There is reason to suggest that Ernie is a pedophile, but certainly not gay.

Lord ZeddLord Zedd

Lord Zedd became the leader of the bad guys after he broke into Rita's moonbase and imprisoned her in something, I forget what preciously he did to Rita, but I guess he really didn't like having a chick around in his pad. Not that this makes him gay. Also, we never did see him with a woman until Rita put him under a spell to make him marry her. Not that this makes him gay either. He just has trouble with women. That doesn't make him gay at all.

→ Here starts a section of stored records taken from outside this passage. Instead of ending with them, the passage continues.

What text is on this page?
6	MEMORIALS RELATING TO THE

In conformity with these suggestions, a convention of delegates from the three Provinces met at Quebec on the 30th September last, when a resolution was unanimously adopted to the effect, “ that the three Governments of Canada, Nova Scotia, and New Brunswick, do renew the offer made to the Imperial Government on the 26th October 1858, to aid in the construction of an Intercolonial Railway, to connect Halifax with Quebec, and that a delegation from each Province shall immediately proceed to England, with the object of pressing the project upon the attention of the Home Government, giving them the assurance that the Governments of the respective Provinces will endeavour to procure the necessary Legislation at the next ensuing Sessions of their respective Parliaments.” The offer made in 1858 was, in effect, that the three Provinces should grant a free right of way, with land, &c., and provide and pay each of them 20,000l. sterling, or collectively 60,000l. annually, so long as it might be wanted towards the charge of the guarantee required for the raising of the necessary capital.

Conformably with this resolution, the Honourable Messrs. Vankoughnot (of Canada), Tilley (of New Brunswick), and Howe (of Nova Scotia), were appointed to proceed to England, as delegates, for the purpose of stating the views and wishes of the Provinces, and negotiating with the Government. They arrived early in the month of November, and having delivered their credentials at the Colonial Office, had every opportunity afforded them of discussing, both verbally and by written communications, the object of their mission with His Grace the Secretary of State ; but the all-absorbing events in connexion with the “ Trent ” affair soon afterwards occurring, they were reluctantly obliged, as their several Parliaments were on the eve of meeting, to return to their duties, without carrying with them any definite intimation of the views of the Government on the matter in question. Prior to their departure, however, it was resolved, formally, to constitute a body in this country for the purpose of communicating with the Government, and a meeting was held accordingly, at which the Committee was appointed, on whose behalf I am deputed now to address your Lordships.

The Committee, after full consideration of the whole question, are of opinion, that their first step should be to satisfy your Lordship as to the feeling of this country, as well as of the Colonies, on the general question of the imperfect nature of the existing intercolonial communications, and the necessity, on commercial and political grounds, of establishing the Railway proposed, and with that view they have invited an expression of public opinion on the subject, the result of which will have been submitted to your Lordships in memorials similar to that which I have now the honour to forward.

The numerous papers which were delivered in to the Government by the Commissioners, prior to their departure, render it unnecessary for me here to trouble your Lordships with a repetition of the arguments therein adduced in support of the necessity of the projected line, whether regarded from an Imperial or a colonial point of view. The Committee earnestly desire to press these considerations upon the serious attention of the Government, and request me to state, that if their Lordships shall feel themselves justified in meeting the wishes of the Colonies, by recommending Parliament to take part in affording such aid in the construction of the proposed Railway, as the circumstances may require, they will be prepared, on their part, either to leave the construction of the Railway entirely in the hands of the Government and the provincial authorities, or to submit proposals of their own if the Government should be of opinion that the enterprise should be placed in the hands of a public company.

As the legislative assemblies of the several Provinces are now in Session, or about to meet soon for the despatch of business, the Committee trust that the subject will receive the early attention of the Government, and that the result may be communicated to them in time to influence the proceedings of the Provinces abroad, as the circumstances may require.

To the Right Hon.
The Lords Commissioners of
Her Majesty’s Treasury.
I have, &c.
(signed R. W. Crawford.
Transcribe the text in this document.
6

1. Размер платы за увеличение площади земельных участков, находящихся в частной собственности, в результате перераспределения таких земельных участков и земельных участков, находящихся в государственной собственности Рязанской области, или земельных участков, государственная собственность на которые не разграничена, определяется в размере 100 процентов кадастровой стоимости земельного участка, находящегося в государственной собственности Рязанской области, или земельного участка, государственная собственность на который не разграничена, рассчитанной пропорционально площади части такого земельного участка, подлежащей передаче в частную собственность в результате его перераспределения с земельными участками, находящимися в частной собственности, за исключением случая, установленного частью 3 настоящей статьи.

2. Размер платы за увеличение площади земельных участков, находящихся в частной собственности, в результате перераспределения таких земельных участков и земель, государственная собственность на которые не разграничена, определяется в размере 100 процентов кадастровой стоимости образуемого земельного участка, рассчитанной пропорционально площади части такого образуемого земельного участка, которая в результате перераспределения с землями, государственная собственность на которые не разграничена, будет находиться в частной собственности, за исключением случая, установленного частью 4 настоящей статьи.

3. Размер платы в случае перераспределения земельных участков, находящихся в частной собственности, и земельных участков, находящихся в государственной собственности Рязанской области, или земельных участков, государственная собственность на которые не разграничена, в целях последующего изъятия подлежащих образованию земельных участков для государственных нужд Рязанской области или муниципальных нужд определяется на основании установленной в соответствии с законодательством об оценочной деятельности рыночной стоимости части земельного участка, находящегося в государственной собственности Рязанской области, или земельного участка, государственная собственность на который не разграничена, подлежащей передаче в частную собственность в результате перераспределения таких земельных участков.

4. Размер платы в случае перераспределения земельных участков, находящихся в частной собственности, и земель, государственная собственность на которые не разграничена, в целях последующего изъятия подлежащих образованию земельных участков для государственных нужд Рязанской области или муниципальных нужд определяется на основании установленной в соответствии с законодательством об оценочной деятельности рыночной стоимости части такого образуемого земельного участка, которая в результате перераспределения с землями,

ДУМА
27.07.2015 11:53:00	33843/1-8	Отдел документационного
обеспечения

For God's sake, you know how hard it is to find a girl that is attracted to a man with blistering red skin all over his body and sporting a metal thong? Buy some aloe and pants, Lord Zedd. I'm sure he and Goldar spend most Saturday nights hanging out at bars in Angel Grove trying to pick up single women. But it's to no avail because even the desperate fat girls don't want to sleep with a damn giant monkey with wings and a dude with the top of his skull missing, and who wears some freaking S&M mask with a penis on his face all day long. Zedd must be into some pretty freaky fetishes and he makes no effort to hide it. A female won't want to take a risk with someone into weird bedroom shit as nasty as Lord Zedd likes. Plus women get really pissed when he tries to buy them drinks the day after he sent Pudgy Pig to enslave Earth, then made Pudgy Pig grow 1000 feet tall so it destroyed several skyscrapers in Angel Grove, killing hundreds. The only possible way Lord Zedd can ever get off is by masturbating while watching Pink Ranger in the shower.

No one out there wants to sleep with Lord Zedd. And all he can do about it is clutch his fist in anger.